Gunnersbury Triangle
Gunnersbury Triangle Local Nature Reserve by Chiswick Park Station.JPG
Location Hounslow/Ealing
Nearest city London, England
Coordinates 51°29′39.08″N -0°16′5.8″W / 51.4941889°N 0.268278°W / 51.4941889; -0.268278Coordinates: 51°29′39.08″N -0°16′5.8″W / 51.4941889°N 0.268278°W / 51.4941889; -0.268278
Governing body London Wildlife Trust
www.wildlondon.org.uk/reserves/gunnersbury-triangle

Gunnersbury Triangle is a 2.57-hectare (6.4-acre) Local nature reserve in the London boroughs of Ealing and Hounslow, immediately to the east of Gunnersbury. It was saved when, for the first time in Britain, a public inquiry in 1983 ruled that a planned development of the land could not go ahead because of its value for nature. It opened as a nature reserve in 1985.

The area consists mainly of secondary birch woodland, with some locally uncommon willow carr or wet woodland and a small area of acid grassland along the track of the former Acton curve railway. The reserve supports a varied population of plants, birds, amphibians, insects and other wildlife. It is managed by the London Wildlife Trust.

The reserve has free admission. It is maintained by London Wildlife Trust staff with the help of volunteers. There is a varied programme of activities including wildlife walks, fungus forays, open days and talks. The reserve is used regularly by school and community groups, and for team-building work days by corporate groups. Its entrance, with a wooden five-bar gate flanked by hedges, is on the south of Bollo Lane, a few yards from Chiswick Park tube station.

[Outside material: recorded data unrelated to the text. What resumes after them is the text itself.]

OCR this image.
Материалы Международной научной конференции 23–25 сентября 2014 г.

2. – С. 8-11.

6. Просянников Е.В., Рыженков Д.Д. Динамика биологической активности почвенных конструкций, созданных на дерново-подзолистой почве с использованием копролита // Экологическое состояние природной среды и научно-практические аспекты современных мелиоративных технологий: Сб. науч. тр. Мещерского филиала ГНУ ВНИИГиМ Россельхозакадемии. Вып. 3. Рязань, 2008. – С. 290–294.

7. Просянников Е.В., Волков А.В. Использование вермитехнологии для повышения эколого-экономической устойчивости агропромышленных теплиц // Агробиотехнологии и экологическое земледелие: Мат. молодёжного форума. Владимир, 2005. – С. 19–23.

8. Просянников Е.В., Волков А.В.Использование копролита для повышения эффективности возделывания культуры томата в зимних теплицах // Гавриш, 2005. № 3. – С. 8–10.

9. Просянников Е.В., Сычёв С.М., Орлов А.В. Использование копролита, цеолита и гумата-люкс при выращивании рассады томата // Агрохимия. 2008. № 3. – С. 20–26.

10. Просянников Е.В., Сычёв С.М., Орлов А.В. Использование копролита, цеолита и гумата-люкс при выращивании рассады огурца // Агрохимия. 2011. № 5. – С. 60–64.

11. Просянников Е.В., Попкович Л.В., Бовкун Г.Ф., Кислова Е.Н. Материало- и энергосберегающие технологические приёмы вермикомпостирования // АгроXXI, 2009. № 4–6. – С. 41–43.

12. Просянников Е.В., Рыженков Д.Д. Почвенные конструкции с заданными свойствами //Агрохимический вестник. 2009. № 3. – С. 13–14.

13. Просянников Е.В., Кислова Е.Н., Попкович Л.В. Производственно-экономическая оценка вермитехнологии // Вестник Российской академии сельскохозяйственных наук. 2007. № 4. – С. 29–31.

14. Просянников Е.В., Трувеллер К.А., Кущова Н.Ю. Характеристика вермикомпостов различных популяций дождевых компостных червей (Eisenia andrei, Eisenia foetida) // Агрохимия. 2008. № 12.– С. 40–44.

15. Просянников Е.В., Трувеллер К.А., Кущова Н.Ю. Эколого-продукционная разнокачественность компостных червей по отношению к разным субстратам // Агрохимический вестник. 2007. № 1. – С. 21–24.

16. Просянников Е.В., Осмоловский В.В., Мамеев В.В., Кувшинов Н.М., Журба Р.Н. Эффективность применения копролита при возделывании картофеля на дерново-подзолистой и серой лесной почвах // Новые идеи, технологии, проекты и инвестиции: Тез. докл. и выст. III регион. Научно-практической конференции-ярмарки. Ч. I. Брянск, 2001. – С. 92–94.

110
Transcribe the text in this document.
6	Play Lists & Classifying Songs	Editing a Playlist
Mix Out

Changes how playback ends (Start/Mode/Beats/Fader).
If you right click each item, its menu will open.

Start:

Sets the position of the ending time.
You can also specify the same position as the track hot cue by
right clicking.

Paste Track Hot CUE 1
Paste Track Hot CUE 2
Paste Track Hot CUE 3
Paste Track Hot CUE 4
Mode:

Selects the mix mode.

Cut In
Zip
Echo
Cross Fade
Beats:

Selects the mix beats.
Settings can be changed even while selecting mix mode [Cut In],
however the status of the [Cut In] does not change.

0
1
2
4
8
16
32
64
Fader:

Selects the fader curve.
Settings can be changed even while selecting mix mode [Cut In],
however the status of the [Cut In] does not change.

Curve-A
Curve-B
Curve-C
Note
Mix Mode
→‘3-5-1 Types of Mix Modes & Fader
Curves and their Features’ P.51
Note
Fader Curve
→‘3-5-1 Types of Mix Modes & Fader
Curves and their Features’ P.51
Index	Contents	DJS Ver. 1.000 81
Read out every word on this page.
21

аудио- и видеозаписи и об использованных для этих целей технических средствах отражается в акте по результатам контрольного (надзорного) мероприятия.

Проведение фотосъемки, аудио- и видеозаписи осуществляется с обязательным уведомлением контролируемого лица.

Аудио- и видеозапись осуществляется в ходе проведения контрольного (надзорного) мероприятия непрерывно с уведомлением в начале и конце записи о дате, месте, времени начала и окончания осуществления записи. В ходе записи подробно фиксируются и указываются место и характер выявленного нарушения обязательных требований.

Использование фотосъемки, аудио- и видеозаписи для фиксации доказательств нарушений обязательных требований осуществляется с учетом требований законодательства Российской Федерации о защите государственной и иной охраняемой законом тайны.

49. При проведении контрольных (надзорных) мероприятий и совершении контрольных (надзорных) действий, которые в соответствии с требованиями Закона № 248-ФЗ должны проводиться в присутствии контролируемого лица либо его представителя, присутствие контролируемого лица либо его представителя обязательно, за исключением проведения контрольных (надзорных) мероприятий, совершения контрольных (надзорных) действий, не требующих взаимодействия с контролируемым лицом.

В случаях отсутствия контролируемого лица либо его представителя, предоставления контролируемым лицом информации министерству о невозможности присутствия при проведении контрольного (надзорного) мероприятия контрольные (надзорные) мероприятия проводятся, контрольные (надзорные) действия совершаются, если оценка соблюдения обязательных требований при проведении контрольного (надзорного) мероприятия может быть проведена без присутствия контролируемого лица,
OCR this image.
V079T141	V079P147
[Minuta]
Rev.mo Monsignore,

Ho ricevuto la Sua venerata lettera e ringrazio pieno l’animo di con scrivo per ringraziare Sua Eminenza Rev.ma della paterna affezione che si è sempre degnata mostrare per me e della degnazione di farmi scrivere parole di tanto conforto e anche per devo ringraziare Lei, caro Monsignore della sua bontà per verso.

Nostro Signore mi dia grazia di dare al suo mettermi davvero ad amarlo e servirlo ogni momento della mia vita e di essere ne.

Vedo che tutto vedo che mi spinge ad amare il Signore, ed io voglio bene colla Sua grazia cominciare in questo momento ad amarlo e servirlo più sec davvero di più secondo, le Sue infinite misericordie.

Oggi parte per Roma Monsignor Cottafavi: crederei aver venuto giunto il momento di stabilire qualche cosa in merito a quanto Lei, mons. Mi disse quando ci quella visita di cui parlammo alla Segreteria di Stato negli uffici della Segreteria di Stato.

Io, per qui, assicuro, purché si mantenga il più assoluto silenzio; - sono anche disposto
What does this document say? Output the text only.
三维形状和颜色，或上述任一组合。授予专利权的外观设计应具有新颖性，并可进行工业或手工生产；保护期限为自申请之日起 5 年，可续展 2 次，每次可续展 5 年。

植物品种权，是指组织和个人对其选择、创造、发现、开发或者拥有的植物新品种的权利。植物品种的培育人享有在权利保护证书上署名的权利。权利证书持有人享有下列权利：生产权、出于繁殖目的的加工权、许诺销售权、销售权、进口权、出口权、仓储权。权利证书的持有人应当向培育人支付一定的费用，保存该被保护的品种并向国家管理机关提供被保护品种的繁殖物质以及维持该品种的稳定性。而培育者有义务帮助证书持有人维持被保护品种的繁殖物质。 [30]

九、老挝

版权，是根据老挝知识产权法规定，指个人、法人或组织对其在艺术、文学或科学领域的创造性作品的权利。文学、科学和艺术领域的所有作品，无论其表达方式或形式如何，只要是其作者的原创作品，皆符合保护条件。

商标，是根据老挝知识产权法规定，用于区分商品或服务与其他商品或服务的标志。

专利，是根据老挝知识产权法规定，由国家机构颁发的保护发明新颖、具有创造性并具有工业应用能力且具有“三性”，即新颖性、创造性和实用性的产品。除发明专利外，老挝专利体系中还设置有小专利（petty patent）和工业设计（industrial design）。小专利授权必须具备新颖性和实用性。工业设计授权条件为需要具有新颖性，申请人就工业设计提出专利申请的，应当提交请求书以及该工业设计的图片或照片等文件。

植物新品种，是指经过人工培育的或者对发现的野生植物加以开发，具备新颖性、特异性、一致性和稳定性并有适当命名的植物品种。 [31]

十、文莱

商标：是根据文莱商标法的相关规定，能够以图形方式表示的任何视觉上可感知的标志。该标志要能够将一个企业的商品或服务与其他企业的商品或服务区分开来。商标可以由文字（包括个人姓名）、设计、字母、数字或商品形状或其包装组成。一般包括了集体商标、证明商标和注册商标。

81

The area is shown on 19th-century maps as orchards and gravel quarries. The triangular area now occupied by the reserve was delineated by three railway lines, two belonging to the District Line (now part of London Underground's sub-surface lines), and the now defunct London and South Western Railway (LSWR). There was once a bridge into the triangle from the west, and in the 1940s it was used as railway allotments (vegetable gardens), but when London Transport's Acton Works was built, the bridge was abandoned. The area, thus disused, was colonised naturally by grasses and trees in a "secondary succession".

In 1981, the site was proposed for commercial development, provoking an energetic campaign by the Chiswick Wildlife Group, formed in March 1982, which became the local branch of the London Wildlife Trust. The threat to the site was one of the first to be highlighted by the London Wildlife Trust on its formation in October 1981. The campaign led to a Public Inquiry in July 1983, which determined that the site should be devoted to nature conservation. This was the first time anywhere in the United Kingdom that a Public Inquiry had ruled in favour of nature in a city, and the Gunnersbury Triangle example became a test case.